Buy this after you buy the first

I’m not sure where I’ve developed this compulsion to finish media that I clearly have no interest in, but along with Dragon Age: Origins, I’ve also been trudging my way through Robert Musil’s gargantuan The Man Without Qualities, a two volume novel that comes in at a minimum of 1,100 pages and a maximum of 1,700 pages (there’s an appendix of chapters and ephemera that wasn’t published during Musil’s lifetime. It’s part of my two volume set, but they way things are going, I’m not sure if I’m going to engage in the bonus material). It’s really strange when I consider that during school, when I was actually required to read things, I often wouldn’t. It probably has a lot to do with the fact that, though I can bullshit my way through an essay, I can’t really bullshit myself.
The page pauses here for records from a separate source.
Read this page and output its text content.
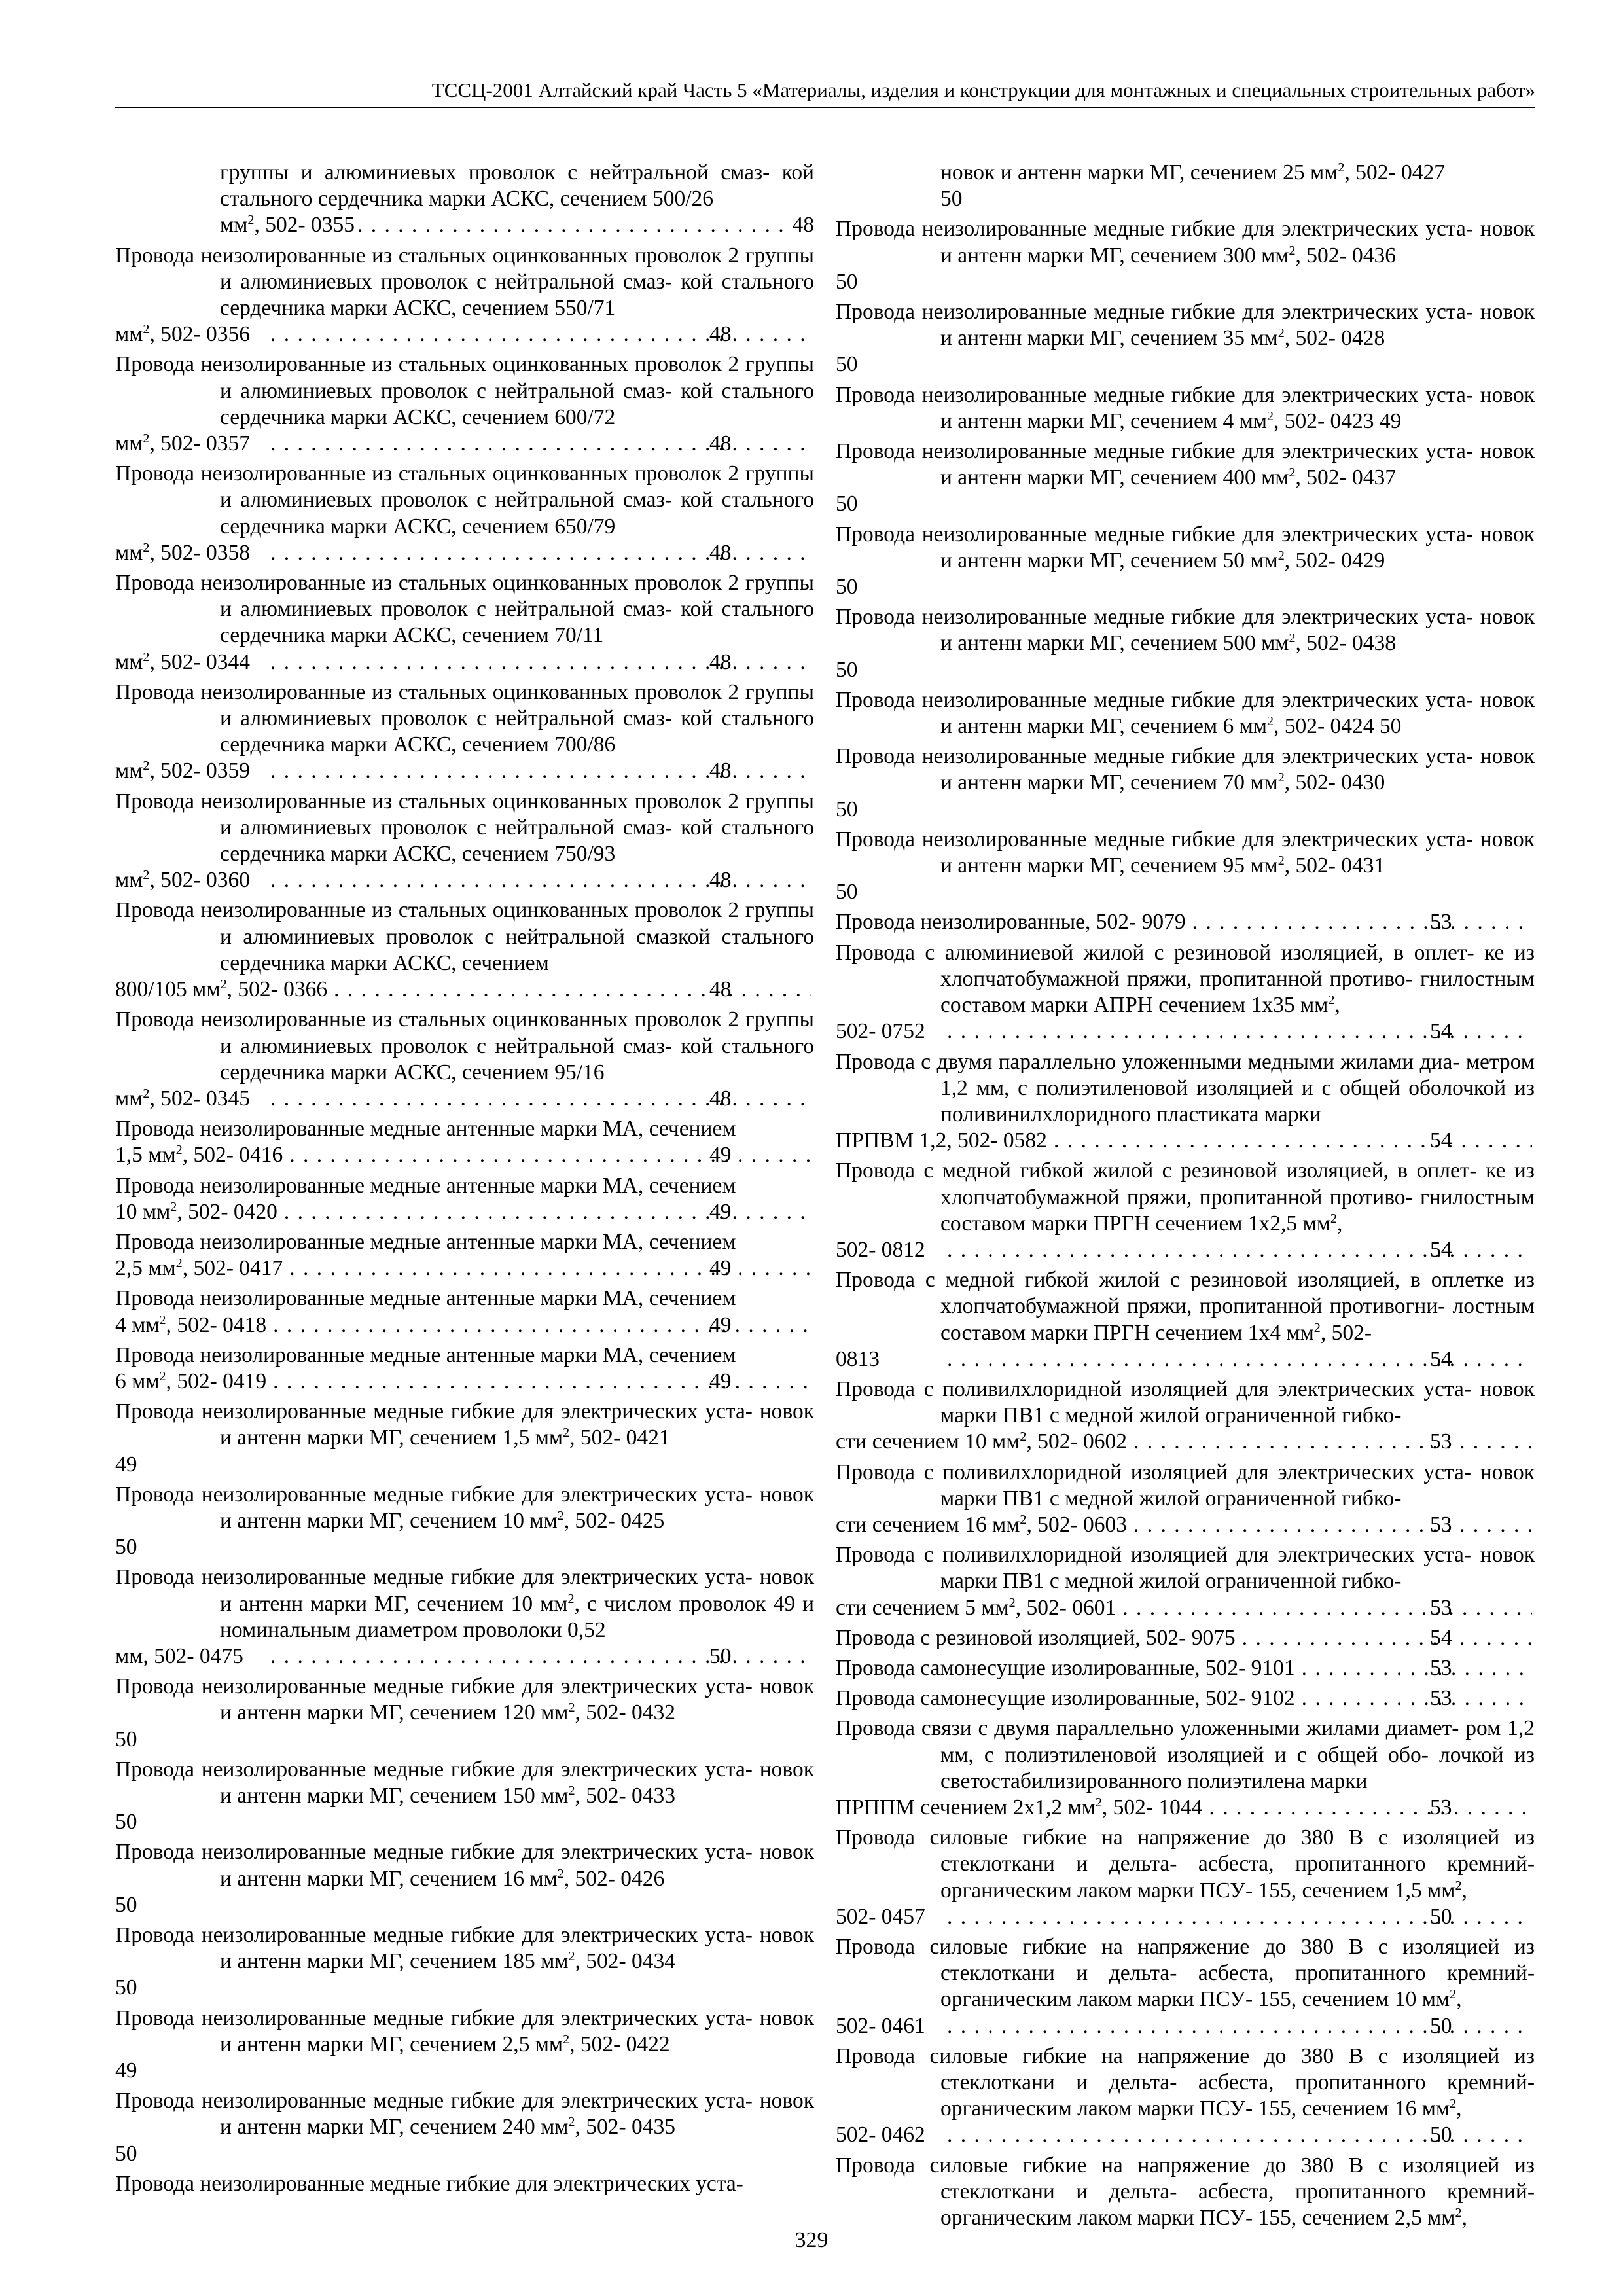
ТССЦ-2001 Алтайский край Часть 5 «Материалы, изделия и конструкции для монтажных и специальных строительных работ»
группы и алюминиевых проволок с нейтральной смаз- кой стального сердечника марки АСКС, сечением 500/26
$мм^2$, 502- 0355 . . .	48
Провода неизолированные из стальных оцинкованных проволок 2 группы и алюминиевых проволок с нейтральной смаз- кой стального сердечника марки АСКС, сечением 550/71
$мм^2$, 502- 0356 . . .	48
Провода неизолированные из стальных оцинкованных проволок 2 группы и алюминиевых проволок с нейтральной смаз- кой стального сердечника марки АСКС, сечением 600/72
$мм^2$, 502- 0357 . . .	48
Провода неизолированные из стальных оцинкованных проволок 2 группы и алюминиевых проволок с нейтральной смаз- кой стального сердечника марки АСКС, сечением 650/79
$мм^2$, 502- 0358 . . .	48
Провода неизолированные из стальных оцинкованных проволок 2 группы и алюминиевых проволок с нейтральной смаз- кой стального сердечника марки АСКС, сечением 70/11
$мм^2$, 502- 0344 . . .	48
Провода неизолированные из стальных оцинкованных проволок 2 группы и алюминиевых проволок с нейтральной смаз- кой стального сердечника марки АСКС, сечением 700/86
$мм^2$, 502- 0359 . . .	48
Провода неизолированные из стальных оцинкованных проволок 2 группы и алюминиевых проволок с нейтральной смаз- кой стального сердечника марки АСКС, сечением 750/93
$мм^2$, 502- 0360 . . .	48
Провода неизолированные из стальных оцинкованных проволок 2 группы и алюминиевых проволок с нейтральной смазкой стального сердечника марки АСКС, сечением
800/105 $мм^2$, 502- 0366 . . .	48
Провода неизолированные из стальных оцинкованных проволок 2 группы и алюминиевых проволок с нейтральной смаз- кой стального сердечника марки АСКС, сечением 95/16
$мм^2$, 502- 0345 . . .	48
Провода неизолированные медные антенные марки МА, сечением
1,5 $мм^2$, 502- 0416 . . .	49
Провода неизолированные медные антенные марки МА, сечением
10 $мм^2$, 502- 0420 . . .	49
Провода неизолированные медные антенные марки МА, сечением
2,5 $мм^2$, 502- 0417 . . .	49
Провода неизолированные медные антенные марки МА, сечением
4 $мм^2$, 502- 0418 . . .	49
Провода неизолированные медные антенные марки МА, сечением
6 $мм^2$, 502- 0419 . . .	49
Провода неизолированные медные гибкие для электрических уста- новок и антенн марки МГ, сечением 1,5 $мм^2$, 502- 0421
49
Провода неизолированные медные гибкие для электрических уста- новок и антенн марки МГ, сечением 10 $мм^2$, 502- 0425
50
Провода неизолированные медные гибкие для электрических уста- новок и антенн марки МГ, сечением 10 $мм^2$, с числом проволок 49 и номинальным диаметром проволоки 0,52
мм, 502- 0475 . . .	50
Провода неизолированные медные гибкие для электрических уста- новок и антенн марки МГ, сечением 120 $мм^2$, 502- 0432
50
Провода неизолированные медные гибкие для электрических уста- новок и антенн марки МГ, сечением 150 $мм^2$, 502- 0433
50
Провода неизолированные медные гибкие для электрических уста- новок и антенн марки МГ, сечением 16 $мм^2$, 502- 0426
50
Провода неизолированные медные гибкие для электрических уста- новок и антенн марки МГ, сечением 185 $мм^2$, 502- 0434
50
Провода неизолированные медные гибкие для электрических уста- новок и антенн марки МГ, сечением 2,5 $мм^2$, 502- 0422
49
Провода неизолированные медные гибкие для электрических уста- новок и антенн марки МГ, сечением 240 $мм^2$, 502- 0435
50
Провода неизолированные медные гибкие для электрических уста-
новок и антенн марки МГ, сечением 25 $мм^2$, 502- 0427
50
Провода неизолированные медные гибкие для электрических уста- новок и антенн марки МГ, сечением 300 $мм^2$, 502- 0436
50
Провода неизолированные медные гибкие для электрических уста- новок и антенн марки МГ, сечением 35 $мм^2$, 502- 0428
50
Провода неизолированные медные гибкие для электрических уста- новок и антенн марки МГ, сечением 4 $мм^2$, 502- 0423 49
Провода неизолированные медные гибкие для электрических уста- новок и антенн марки МГ, сечением 400 $мм^2$, 502- 0437
50
Провода неизолированные медные гибкие для электрических уста- новок и антенн марки МГ, сечением 50 $мм^2$, 502- 0429
50
Провода неизолированные медные гибкие для электрических уста- новок и антенн марки МГ, сечением 500 $мм^2$, 502- 0438
50
Провода неизолированные медные гибкие для электрических уста- новок и антенн марки МГ, сечением 6 $мм^2$, 502- 0424 50
Провода неизолированные медные гибкие для электрических уста- новок и антенн марки МГ, сечением 70 $мм^2$, 502- 0430
50
Провода неизолированные медные гибкие для электрических уста- новок и антенн марки МГ, сечением 95 $мм^2$, 502- 0431
50
Провода неизолированные, 502- 9079 . . .	53
Провода с алюминиевой жилой с резиновой изоляцией, в оплет- ке из хлопчатобумажной пряжи, пропитанной противо- гнилостным составом марки АПРН сечением 1х35 $мм^2$,
502- 0752 . . .	54
Провода с двумя параллельно уложенными медными жилами диа- метром 1,2 мм, с полиэтиленовой изоляцией и с общей оболочкой из поливинилхлоридного пластиката марки
ПРПВМ 1,2, 502- 0582 . . .	54
Провода с медной гибкой жилой с резиновой изоляцией, в оплет- ке из хлопчатобумажной пряжи, пропитанной противо- гнилостным составом марки ПРГН сечением 1х2,5 $мм^2$,
502- 0812 . . .	54
Провода с медной гибкой жилой с резиновой изоляцией, в оплетке из хлопчатобумажной пряжи, пропитанной противогни- лостным составом марки ПРГН сечением 1х4 $мм^2$, 502-
0813 . . .	54
Провода с поливилхлоридной изоляцией для электрических уста- новок марки ПВ1 с медной жилой ограниченной гибко-
сти сечением 10 $мм^2$, 502- 0602 . . .	53
Провода с поливилхлоридной изоляцией для электрических уста- новок марки ПВ1 с медной жилой ограниченной гибко-
сти сечением 16 $мм^2$, 502- 0603 . . .	53
Провода с поливилхлоридной изоляцией для электрических уста- новок марки ПВ1 с медной жилой ограниченной гибко-
сти сечением 5 $мм^2$, 502- 0601 . . .	53
Провода с резиновой изоляцией, 502- 9075 . . .	54
Провода самонесущие изолированные, 502- 9101 . . .	53
Провода самонесущие изолированные, 502- 9102 . . .	53
Провода связи с двумя параллельно уложенными жилами диамет- ром 1,2 мм, с полиэтиленовой изоляцией и с общей обо- лочкой из светостабилизированного полиэтилена марки
ПРППМ сечением 2х1,2 $мм^2$, 502- 1044 . . .	53
Провода силовые гибкие на напряжение до 380 В с изоляцией из стеклоткани и дельта- асбеста, пропитанного кремний- органическим лаком марки ПСУ- 155, сечением 1,5 $мм^2$,
502- 0457 . . .	50
Провода силовые гибкие на напряжение до 380 В с изоляцией из стеклоткани и дельта- асбеста, пропитанного кремний- органическим лаком марки ПСУ- 155, сечением 10 $мм^2$,
502- 0461 . . .	50
Провода силовые гибкие на напряжение до 380 В с изоляцией из стеклоткани и дельта- асбеста, пропитанного кремний- органическим лаком марки ПСУ- 155, сечением 16 $мм^2$,
502- 0462 . . .	50
Провода силовые гибкие на напряжение до 380 В с изоляцией из стеклоткани и дельта- асбеста, пропитанного кремний- органическим лаком марки ПСУ- 155, сечением 2,5 $мм^2$,
329
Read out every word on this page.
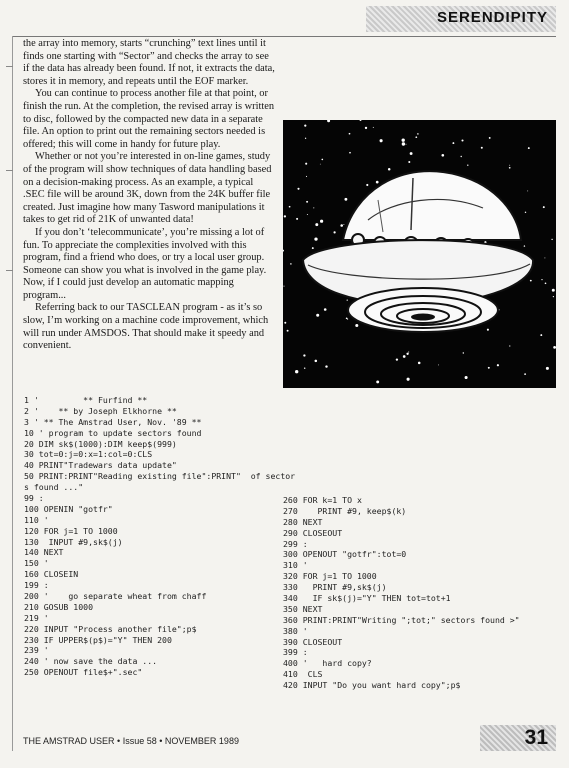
SERENDIPITY

the array into memory, starts “crunching” text lines until it finds one starting with “Sector” and checks the array to see if the data has already been found. If not, it extracts the data, stores it in memory, and repeats until the EOF marker.

You can continue to process another file at that point, or finish the run. At the completion, the revised array is written to disc, followed by the compacted new data in a separate file. An option to print out the remaining sectors needed is offered; this will come in handy for future play.

Whether or not you’re interested in on-line games, study of the program will show techniques of data handling based on a decision-making process. As an example, a typical .SEC file will be around 3K, down from the 24K buffer file created. Just imagine how many Tasword manipulations it takes to get rid of 21K of unwanted data!

If you don’t ‘telecommunicate’, you’re missing a lot of fun. To appreciate the complexities involved with this program, find a friend who does, or try a local user group. Someone can show you what is involved in the game play. Now, if I could just develop an automatic mapping program...

Referring back to our TASCLEAN program - as it’s so slow, I’m working on a machine code improvement, which will run under AMSDOS. That should make it speedy and convenient.

1 '         ** Furfind **
2 '    ** by Joseph Elkhorne **
3 ' ** The Amstrad User, Nov. '89 **
10 ' program to update sectors found
20 DIM sk$(1000):DIM keep$(999)
30 tot=0:j=0:x=1:col=0:CLS
40 PRINT"Tradewars data update"
50 PRINT:PRINT"Reading existing file":PRINT"  of sector
s found ..."
99 :
100 OPENIN "gotfr"
110 '
120 FOR j=1 TO 1000
130  INPUT #9,sk$(j)
140 NEXT
150 '
160 CLOSEIN
199 :
200 '    go separate wheat from chaff
210 GOSUB 1000
219 '
220 INPUT "Process another file";p$
230 IF UPPER$(p$)="Y" THEN 200
239 '
240 ' now save the data ...
250 OPENOUT file$+".sec"
260 FOR k=1 TO x
270    PRINT #9, keep$(k)
280 NEXT
290 CLOSEOUT
299 :
300 OPENOUT "gotfr":tot=0
310 '
320 FOR j=1 TO 1000
330   PRINT #9,sk$(j)
340   IF sk$(j)="Y" THEN tot=tot+1
350 NEXT
360 PRINT:PRINT"Writing ";tot;" sectors found >"
380 '
390 CLOSEOUT
399 :
400 '   hard copy?
410  CLS
420 INPUT "Do you want hard copy";p$
THE AMSTRAD USER • Issue 58 • NOVEMBER 1989	31
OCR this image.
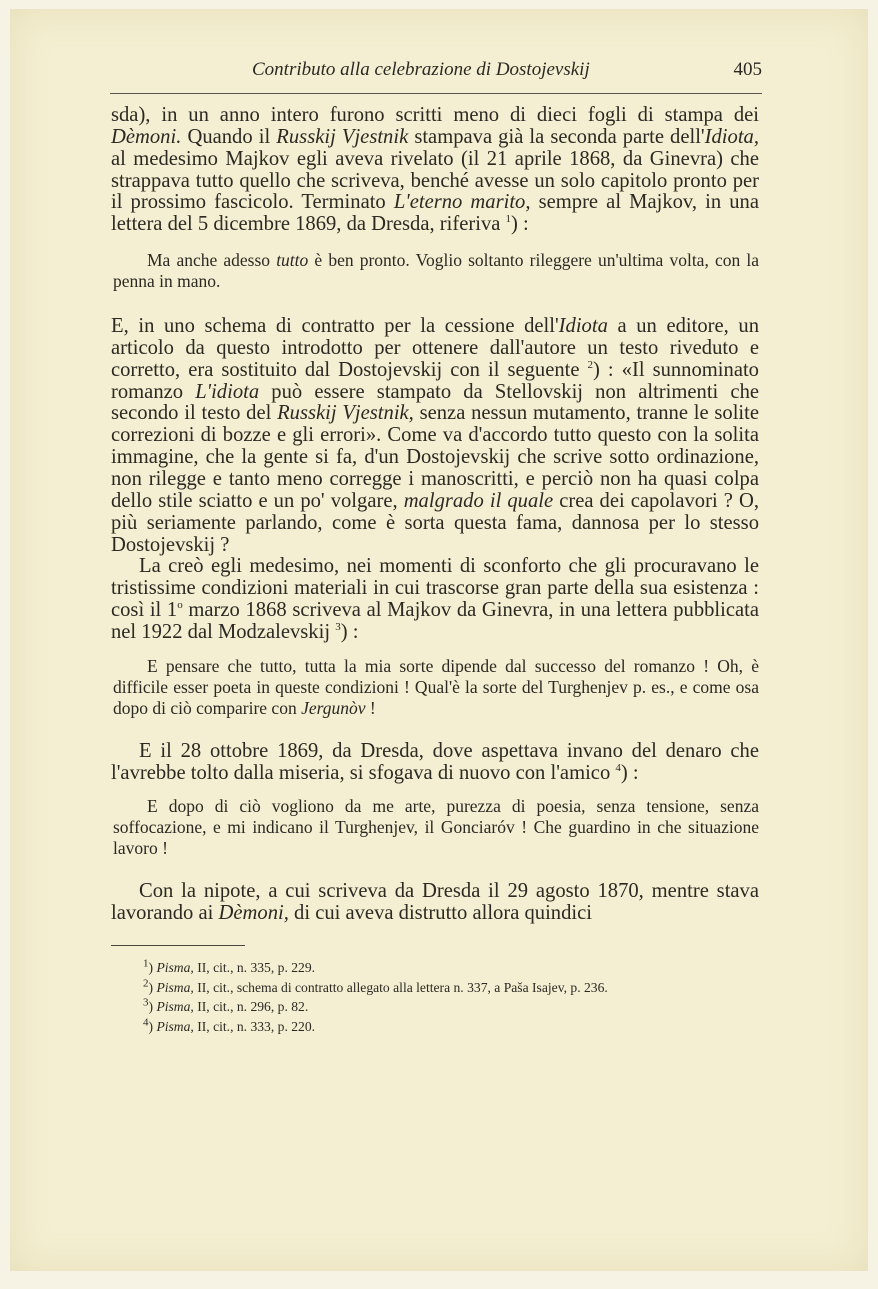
Contributo alla celebrazione di Dostojevskij	405

sda), in un anno intero furono scritti meno di dieci fogli di stampa dei Dèmoni. Quando il Russkij Vjestnik stampava già la seconda parte dell'Idiota, al medesimo Majkov egli aveva rivelato (il 21 aprile 1868, da Ginevra) che strappava tutto quello che scriveva, benché avesse un solo capitolo pronto per il prossimo fascicolo. Terminato L'eterno marito, sempre al Majkov, in una lettera del 5 dicembre 1869, da Dresda, riferiva $^1$) :

Ma anche adesso tutto è ben pronto. Voglio soltanto rileggere un'ultima volta, con la penna in mano.

E, in uno schema di contratto per la cessione dell'Idiota a un editore, un articolo da questo introdotto per ottenere dall'autore un testo riveduto e corretto, era sostituito dal Dostojevskij con il seguente $^2$) : «Il sunnominato romanzo L'idiota può essere stampato da Stellovskij non altrimenti che secondo il testo del Russkij Vjestnik, senza nessun mutamento, tranne le solite correzioni di bozze e gli errori». Come va d'accordo tutto questo con la solita immagine, che la gente si fa, d'un Dostojevskij che scrive sotto ordinazione, non rilegge e tanto meno corregge i manoscritti, e perciò non ha quasi colpa dello stile sciatto e un po' volgare, malgrado il quale crea dei capolavori ? O, più seriamente parlando, come è sorta questa fama, dannosa per lo stesso Dostojevskij ?

La creò egli medesimo, nei momenti di sconforto che gli procuravano le tristissime condizioni materiali in cui trascorse gran parte della sua esistenza : così il 1$^o$ marzo 1868 scriveva al Majkov da Ginevra, in una lettera pubblicata nel 1922 dal Modzalevskij $^3$) :

E pensare che tutto, tutta la mia sorte dipende dal successo del romanzo ! Oh, è difficile esser poeta in queste condizioni ! Qual'è la sorte del Turghenjev p. es., e come osa dopo di ciò comparire con Jergunòv !

E il 28 ottobre 1869, da Dresda, dove aspettava invano del denaro che l'avrebbe tolto dalla miseria, si sfogava di nuovo con l'amico $^4$) :

E dopo di ciò vogliono da me arte, purezza di poesia, senza tensione, senza soffocazione, e mi indicano il Turghenjev, il Gonciaróv ! Che guardino in che situazione lavoro !

Con la nipote, a cui scriveva da Dresda il 29 agosto 1870, mentre stava lavorando ai Dèmoni, di cui aveva distrutto allora quindici

$^1$) Pisma, II, cit., n. 335, p. 229.

$^2$) Pisma, II, cit., schema di contratto allegato alla lettera n. 337, a Paša Isajev, p. 236.

$^3$) Pisma, II, cit., n. 296, p. 82.

$^4$) Pisma, II, cit., n. 333, p. 220.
Well, no, that’s not entirely true, is it? I can very easily bullshit myself, but I usual reserve the effort of doing so for much grander things. I’m in big trouble if I start using my powers of self-delusion for minutiae like finishing an early 20th century Austrian novel.

Plus, I wouldn’t really get much out of reading the Cliffnotes (if such a thing exists) for this book. The plot, as it is, doesn’t really amount to too much. Granted I haven’t finished the book, but I am over 800 pages into it, and I can pretty safely assume that this isn’t really a plot driven work. Rather, it’s one of those philosophically driven things: much more concerned with themes and thoughts and possibly characters. It seems to be scraping quite desperately at a concern for the intersection of mysticism and religion on the one end and science and technology on the other. So the main character is a mathematician, though that’s really only dealt with in the abstract rather than passages detailing his efforts to… do whatever mathematicians do. Actually, he doesn’t really seem to do much, which may be sort of the point. It’s like a much more verbose version of Camus’ The Stranger, except no one gets killed.

I’m into the second volume of the book and my progression has slowed to an absolute crawl. I was never really into the novel, as you can probably tell, but I made the mistake of taking a break between the first and second volume and now I just don’t care. My plan, when I finished the first volume, was to read Thomas Mann’s “Death in Venice,” a novella that I discovered I had a copy of after totally forgetting I purchased it. But before I could finish that, I went to the public library, got myself a library card and checked out Atlas Shrugged for four weeks. I’m not going to get into why (as I’ve touched on it in a post from one of my other blogs), but taking a breaking up one exhausting work with another didn’t really help. Now, whenever I plop down on the couch to read, I get a few sentences in and fall right to sleep. This book takes dedication, and probably a less horizontal position.

Unlike Dragon Age, I feel obligated to read this book less out of a monetary commitment, and more out of misplaced anticipation. I forgot where I first heard about The Man Without Qualities, but I picked up a copy from the University Library a while ago, started it, seemed to enjoy it, but then got distracted pretending to read things that I was supposed to for school. So, when I noticed that someone had maddeningly donated the second volume to the library that I worked at, and that we weren’t going to add it, I bought it anticipating that I would someday find the first volume used to complete the set at a reasonable price. That was, like, two years ago. Every time I went into a used book store, I looked for the first volume to no-avail. It became rather ridiculous: here I had the enormous second volume of a work that I couldn’t even start. Sure I’ve got plenty of books on my bookshelf that I’ve never read, but I’ve made the decision not to start them. Not so with this. I couldn’t start it.
  
This is the first volume.
Don't buy this.
For two years, I looked at that second volume with mounting frustration. Finally, when I got a gift card for Barnes & Noble this past Christmas I decided, fuck it I’m going to buy the first volume. Incidentally, though the second volume cost me one dollar, the first volume cost me over 20. Thank god, I can finally get this Musil monkey off my bookshelf. Unfortunately, it didn’t really take me that long to realize that I really wasn’t enjoying the book that much. Sure there’s some biting satire and whatnot, but it’s just… really long… and really boring. But now that I’m invested I can’t bring myself to just abandon all my efforts and anticipation. After all, I bought it (okay, it has a little to do with a monetary commitment) and damnit I’m going to finish it. Then I’m going to keep it on my shelf and think, man, that was a monumental waste of time.